Result Writers
Result Writers take the result of a test run, in NUnit 3 XML format, and use it to create a result file in some other format. The NUnit Organization itself provides a two result writers, one to create output in NUnit V2 format and another to write test cases to the console. The definition of a result writer extension might look something like this:
[Extension]
[ExtensionProperty("Format", "custom")]
public class CustomResultWriterFactory : IResultWriter
{
/* ... */
}
An ExtensionPropertyAttribute
must be provided giving the name of the format you support.

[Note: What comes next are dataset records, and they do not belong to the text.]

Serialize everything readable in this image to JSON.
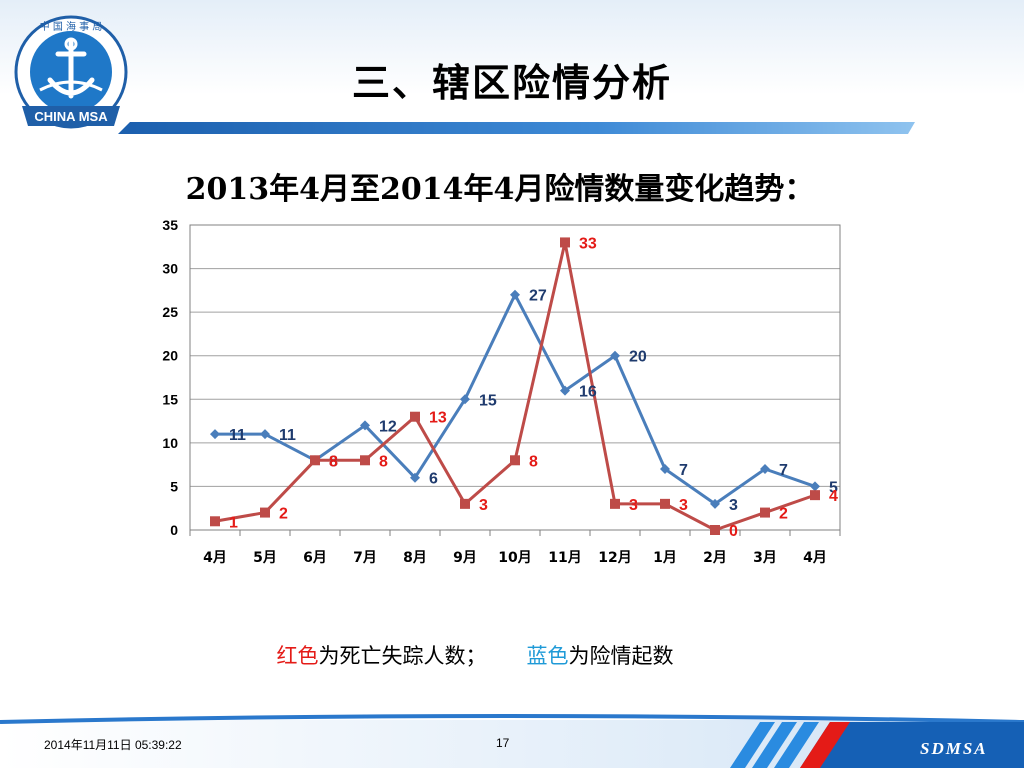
{
  "slide": {
    "title": "三、辖区险情分析",
    "chart_heading": "2013年4月至2014年4月险情数量变化趋势：",
    "logo": {
      "ring_text": "中 国 海 事 局",
      "banner_text": "CHINA MSA"
    },
    "legend_note": {
      "red_word": "红色",
      "red_desc": "为死亡失踪人数；",
      "blue_word": "蓝色",
      "blue_desc": "为险情起数"
    },
    "footer": {
      "datetime": "2014年11月11日  05:39:22",
      "page": "17",
      "brand": "SDMSA"
    }
  },
  "colors": {
    "blue_series": "#4a7ebb",
    "red_series": "#be4b48",
    "blue_label": "#1f3b6e",
    "red_label": "#e41b17",
    "header_bar": "#3e8ad6",
    "footer_blue": "#1560b5"
  },
  "chart_data": {
    "type": "line",
    "title": "2013年4月至2014年4月险情数量变化趋势：",
    "categories": [
      "4月",
      "5月",
      "6月",
      "7月",
      "8月",
      "9月",
      "10月",
      "11月",
      "12月",
      "1月",
      "2月",
      "3月",
      "4月"
    ],
    "ylim": [
      0,
      35
    ],
    "yticks": [
      0,
      5,
      10,
      15,
      20,
      25,
      30,
      35
    ],
    "grid": true,
    "series": [
      {
        "key": "blue",
        "values": [
          11,
          11,
          8,
          12,
          6,
          15,
          27,
          16,
          20,
          7,
          3,
          7,
          5
        ],
        "marker": "diamond"
      },
      {
        "key": "red",
        "values": [
          1,
          2,
          8,
          8,
          13,
          3,
          8,
          33,
          3,
          3,
          0,
          2,
          4
        ],
        "marker": "square"
      }
    ]
  }
}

Users would access the
format from the NUnit Console command-line by using that name in a result specification, such as:
nunit-console test.dll --result=CustomResult.xml;format=custom
The IResultWriter
interface which must be implemented, is defined as follows:
/// <summary>
/// Common interface for objects that process and write out test results
/// </summary>
[TypeExtensionPoint(
Description = "Supplies a writer to write the result of a test to a file using a specific format.")]
public interface IResultWriter
{
/// <summary>
/// Checks if the output path is writable. If the output is not
/// writable, this method should throw an exception.
/// </summary>
/// <param name="outputPath">Path to test</param>
void CheckWritability(string outputPath);
/// <summary>
/// Writes result to the specified output path.
/// </summary>
/// <param name="resultNode">XmlNode for the result</param>
/// <param name="outputPath">Path to which it should be written</param>
void WriteResultFile(XmlNode resultNode, string outputPath);
/// <summary>
/// Writes result to a TextWriter.
/// </summary>
/// <param name="resultNode">XmlNode for the result</param>
/// <param name="writer">TextWriter to which it should be written</param>
void WriteResultFile(XmlNode resultNode, TextWriter writer);
}
The engine calls the CheckWritability
method at the start of the run, before executing any tests. The
WriteResultFile
method is called after the run is complete. The writer may check writability in any way desired,
including writing an abbreviated output file, which it will later overwrite.